While I can't empathize with you because I am a programmer, I feel like PHP isn't a great language to start on simply due to the fact that you have to coordinate a lot of non-programming things (servers, remote editing, HTML/CSS, etc.). I think you'd be more successful starting with Python or something else with a REPL.

PHP might be easier to learn on now than it was for me 8 years ago, I don't really know.


It's not hard to learn to code.

Start with Scheme as your language and SICP and/or The Little Schemer as your instruction books.

A smart person can become a competent coder if there is as little friction as possible between him and "holy shit, this actually works, aren't I awesome?"

When you're ready to try more practical stuff, then it's time to dip your toes into Python.
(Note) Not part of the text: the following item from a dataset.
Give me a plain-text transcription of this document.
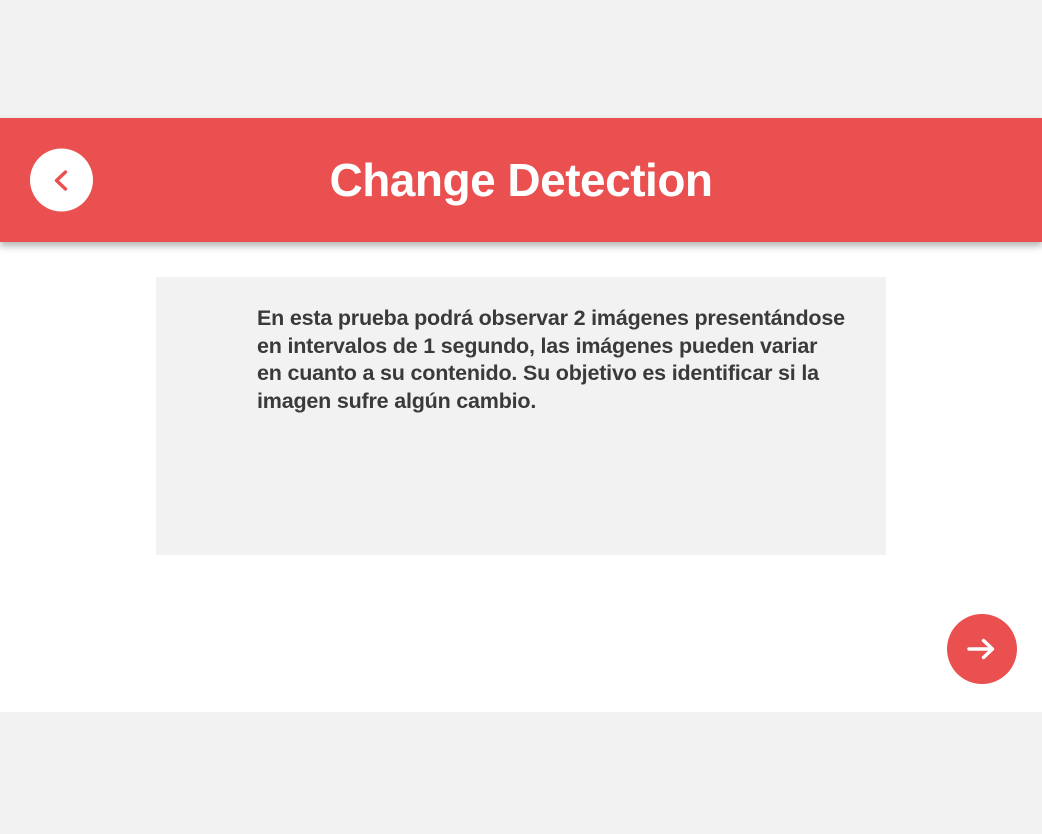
Change Detection
En esta prueba podrá observar 2 imágenes presentándose en intervalos de 1 segundo, las imágenes pueden variar en cuanto a su contenido. Su objetivo es identificar si la imagen sufre algún cambio.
Ok, but what are you bringing to the table? Coding is hard. Talking people into giving you money is hard. Either one is sufficient for making a demo.


It's because you're a fucking idiot.


You have made five comments on Hacker News. Three of them are extremely rude and vulgar (the language doesn't bother me, but the sentiment behind it does). The norm here is civil, intelligent conversation, which is the opposite of "It's because you're a fucking idiot." If you keep going this way, you're going to get hellbanned. Just a friendly heads-up.


Why warn him? Let them bring the hellbanhammer down.


Some people are capable of more, but for whatever reason have fallen into a rut of uselessness. For those people, a warning can help and they might even go on to become productive commenters. I've even made good friends out of people I nearly wrote off in the beginning. If he/she's not one of those people, the warning will do nothing, the hellban will come soon enough and my comment will have done no harm. I like to see people have a chance to better themselves, even if they probably won't take it.


You are a better man/woman than I, then.